On my last day in my apartment on January 30th the walls were bare. Once again white waiting to invite personalisation of character and be turned into a home, someones home. I striped my bed and emptied the rubbish bins, boxed up the cupboards and fridge and moved it all across the hall to Jaysons, sent another two boxes of possessions home, then scrubbed the bathroom whilst Isabelle helped me finish cleaning the room. When everything was done I sat on the grey armchair by the window – as I had done 5.5 months earlier on my first day here, a rainy Friday morning in August – and I looked out the window at my Hogwarts style building Hooigracht / Kloosterpoort / Middelstegracht. Before turning my eyes to the bare, white, blank room in front of me.

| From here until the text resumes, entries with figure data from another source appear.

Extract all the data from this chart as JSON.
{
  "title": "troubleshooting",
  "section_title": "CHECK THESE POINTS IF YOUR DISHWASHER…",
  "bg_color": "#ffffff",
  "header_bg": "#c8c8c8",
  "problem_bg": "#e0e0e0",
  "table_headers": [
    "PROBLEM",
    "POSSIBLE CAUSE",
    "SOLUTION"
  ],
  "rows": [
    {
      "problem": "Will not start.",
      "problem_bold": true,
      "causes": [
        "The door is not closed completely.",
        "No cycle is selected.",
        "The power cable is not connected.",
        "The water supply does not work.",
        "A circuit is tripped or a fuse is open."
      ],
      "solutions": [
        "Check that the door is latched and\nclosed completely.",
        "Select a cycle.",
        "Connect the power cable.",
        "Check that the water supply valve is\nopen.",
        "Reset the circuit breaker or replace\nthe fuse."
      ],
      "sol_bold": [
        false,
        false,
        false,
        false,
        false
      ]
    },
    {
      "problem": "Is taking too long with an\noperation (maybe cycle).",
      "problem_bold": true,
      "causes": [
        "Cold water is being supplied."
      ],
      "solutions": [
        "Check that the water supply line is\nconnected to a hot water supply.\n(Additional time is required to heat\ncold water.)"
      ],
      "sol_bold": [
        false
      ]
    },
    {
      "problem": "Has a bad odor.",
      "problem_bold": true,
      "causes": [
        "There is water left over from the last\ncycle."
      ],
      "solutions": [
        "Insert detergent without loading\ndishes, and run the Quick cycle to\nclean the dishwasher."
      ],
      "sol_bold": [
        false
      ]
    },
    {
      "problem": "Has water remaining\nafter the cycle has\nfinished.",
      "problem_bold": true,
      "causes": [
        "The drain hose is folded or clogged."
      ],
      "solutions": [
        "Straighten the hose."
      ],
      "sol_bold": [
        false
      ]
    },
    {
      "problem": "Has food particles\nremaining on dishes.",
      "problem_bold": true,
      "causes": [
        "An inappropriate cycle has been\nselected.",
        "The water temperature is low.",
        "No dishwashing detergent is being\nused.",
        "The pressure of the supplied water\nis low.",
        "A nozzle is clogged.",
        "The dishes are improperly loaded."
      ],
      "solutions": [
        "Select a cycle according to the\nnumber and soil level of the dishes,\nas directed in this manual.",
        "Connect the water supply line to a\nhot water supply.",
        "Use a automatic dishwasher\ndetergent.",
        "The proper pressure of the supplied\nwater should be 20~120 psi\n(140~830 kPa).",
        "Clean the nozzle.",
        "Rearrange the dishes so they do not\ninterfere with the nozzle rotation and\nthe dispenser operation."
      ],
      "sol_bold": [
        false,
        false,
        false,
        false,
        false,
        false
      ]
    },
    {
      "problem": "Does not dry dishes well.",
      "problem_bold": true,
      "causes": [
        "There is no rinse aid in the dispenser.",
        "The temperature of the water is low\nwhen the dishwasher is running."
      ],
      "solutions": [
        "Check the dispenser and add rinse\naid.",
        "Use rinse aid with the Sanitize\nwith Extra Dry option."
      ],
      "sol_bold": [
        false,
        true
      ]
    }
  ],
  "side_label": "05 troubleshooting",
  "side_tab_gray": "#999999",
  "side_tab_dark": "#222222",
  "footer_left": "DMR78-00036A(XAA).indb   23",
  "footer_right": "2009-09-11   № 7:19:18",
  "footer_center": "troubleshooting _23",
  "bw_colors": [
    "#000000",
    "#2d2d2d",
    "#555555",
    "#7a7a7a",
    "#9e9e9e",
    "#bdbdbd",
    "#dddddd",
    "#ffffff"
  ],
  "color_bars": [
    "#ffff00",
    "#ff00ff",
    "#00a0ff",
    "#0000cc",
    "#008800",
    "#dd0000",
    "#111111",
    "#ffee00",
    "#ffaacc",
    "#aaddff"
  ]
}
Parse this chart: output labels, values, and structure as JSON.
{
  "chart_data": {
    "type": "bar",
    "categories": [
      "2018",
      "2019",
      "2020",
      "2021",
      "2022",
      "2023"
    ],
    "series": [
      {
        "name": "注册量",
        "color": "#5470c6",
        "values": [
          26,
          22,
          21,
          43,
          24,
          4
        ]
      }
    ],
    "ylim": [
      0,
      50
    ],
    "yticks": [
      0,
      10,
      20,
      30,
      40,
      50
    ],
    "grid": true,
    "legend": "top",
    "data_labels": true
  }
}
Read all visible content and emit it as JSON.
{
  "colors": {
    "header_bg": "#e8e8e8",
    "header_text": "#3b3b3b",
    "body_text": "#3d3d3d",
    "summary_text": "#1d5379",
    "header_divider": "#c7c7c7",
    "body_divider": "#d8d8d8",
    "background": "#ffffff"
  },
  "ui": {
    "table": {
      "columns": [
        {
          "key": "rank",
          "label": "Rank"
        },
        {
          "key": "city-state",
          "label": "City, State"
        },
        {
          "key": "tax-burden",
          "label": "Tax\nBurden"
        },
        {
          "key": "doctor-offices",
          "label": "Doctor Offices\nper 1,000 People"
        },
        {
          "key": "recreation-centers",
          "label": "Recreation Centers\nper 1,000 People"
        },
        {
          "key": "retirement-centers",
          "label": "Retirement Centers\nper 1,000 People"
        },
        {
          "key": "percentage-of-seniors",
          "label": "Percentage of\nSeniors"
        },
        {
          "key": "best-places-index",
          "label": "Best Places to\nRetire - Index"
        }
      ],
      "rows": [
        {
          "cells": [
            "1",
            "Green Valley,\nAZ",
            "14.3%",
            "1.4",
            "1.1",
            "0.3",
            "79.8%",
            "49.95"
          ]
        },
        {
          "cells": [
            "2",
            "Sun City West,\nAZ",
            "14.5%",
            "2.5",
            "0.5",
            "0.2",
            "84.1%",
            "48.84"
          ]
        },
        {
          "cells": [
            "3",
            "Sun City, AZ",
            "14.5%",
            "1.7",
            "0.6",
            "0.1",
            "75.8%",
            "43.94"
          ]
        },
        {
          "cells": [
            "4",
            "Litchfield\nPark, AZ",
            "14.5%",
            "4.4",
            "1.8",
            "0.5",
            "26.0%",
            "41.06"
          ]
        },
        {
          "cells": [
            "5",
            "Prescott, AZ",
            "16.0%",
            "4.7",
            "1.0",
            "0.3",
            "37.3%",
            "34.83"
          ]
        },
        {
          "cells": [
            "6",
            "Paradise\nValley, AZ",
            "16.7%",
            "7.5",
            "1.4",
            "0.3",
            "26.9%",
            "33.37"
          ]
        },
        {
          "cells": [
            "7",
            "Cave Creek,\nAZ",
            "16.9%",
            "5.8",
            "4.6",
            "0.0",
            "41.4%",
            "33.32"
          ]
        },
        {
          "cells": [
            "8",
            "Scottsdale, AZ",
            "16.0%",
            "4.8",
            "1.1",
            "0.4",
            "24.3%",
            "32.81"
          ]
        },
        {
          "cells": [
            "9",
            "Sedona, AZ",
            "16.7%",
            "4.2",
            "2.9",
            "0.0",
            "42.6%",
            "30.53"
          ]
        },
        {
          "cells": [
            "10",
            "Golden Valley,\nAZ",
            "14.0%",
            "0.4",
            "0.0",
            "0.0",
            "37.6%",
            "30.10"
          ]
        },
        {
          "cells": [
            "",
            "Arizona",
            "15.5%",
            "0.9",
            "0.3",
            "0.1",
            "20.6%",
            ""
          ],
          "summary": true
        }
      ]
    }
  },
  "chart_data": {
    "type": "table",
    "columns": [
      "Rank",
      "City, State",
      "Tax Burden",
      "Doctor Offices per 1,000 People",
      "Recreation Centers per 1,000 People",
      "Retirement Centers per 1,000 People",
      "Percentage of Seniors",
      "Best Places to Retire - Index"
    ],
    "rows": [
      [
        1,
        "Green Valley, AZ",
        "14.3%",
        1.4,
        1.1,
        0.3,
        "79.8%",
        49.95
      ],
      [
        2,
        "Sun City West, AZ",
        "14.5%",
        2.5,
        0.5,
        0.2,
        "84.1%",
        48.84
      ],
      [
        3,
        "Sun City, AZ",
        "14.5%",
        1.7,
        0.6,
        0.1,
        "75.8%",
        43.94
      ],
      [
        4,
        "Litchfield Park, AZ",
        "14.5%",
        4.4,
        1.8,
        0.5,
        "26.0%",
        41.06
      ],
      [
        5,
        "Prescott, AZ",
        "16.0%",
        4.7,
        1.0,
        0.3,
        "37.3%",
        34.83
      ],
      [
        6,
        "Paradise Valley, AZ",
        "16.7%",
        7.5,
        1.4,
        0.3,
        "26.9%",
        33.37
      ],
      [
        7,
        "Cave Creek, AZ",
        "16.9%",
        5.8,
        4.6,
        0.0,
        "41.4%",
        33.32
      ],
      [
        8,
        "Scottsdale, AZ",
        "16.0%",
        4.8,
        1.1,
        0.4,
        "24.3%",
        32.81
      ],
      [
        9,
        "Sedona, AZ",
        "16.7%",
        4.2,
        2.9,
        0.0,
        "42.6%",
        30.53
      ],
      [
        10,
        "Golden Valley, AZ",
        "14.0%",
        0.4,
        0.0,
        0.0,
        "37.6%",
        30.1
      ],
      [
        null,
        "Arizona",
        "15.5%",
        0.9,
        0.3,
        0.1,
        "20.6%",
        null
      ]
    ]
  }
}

Leiden, you…I can’t begin to thank you and every single person who contributed to my experience here. I remember people asking me why the Netherlands? It was a rather random choice. My reasons were: Europe, able to study in English, a foreign language I could learn, North and cold because I love white winters and as a final factor somewhere different and completely new. Well, what I got was so much more than I ever dreamed of. I have had one of the most life changing experiences I predict I will ever have in my life. I met people who have inspired me to seek new possibilities and opportunities and think beyond my imagination and into other peoples knowledge. I changed what I want. I now want to strive harder, and work towards my second exchange and internship and industry possibilities. I developed a new found appreciation for my home city and decided that when I go home I will make a conscious effort to allow time to love, appreciate and enjoy it. Being here has also promoted me to seriously consider overseas post graduate and masters study programmes, specifically in Europe. I can see myself returning here one day for an extended period of time again. I call Leiden home, my third home. The Netherlands a place I love and will forever hold a special place in my being now. I could happily return and live here. Whilst similar, I feel lucky enough to know that I have explored the Netherlands fairly extensively and I have seen provincial and city specific differences with my own eyes. I am not done, and this is not why I will be coming back. Leaving now I’m slightly frustrated that I won’t be here for the full year to see the coming of Spring and the flourish of tulips or the orange of Kings day. But I know it’s okay, because one day I hope I might. So for now, I’ll say goodbye Leiden.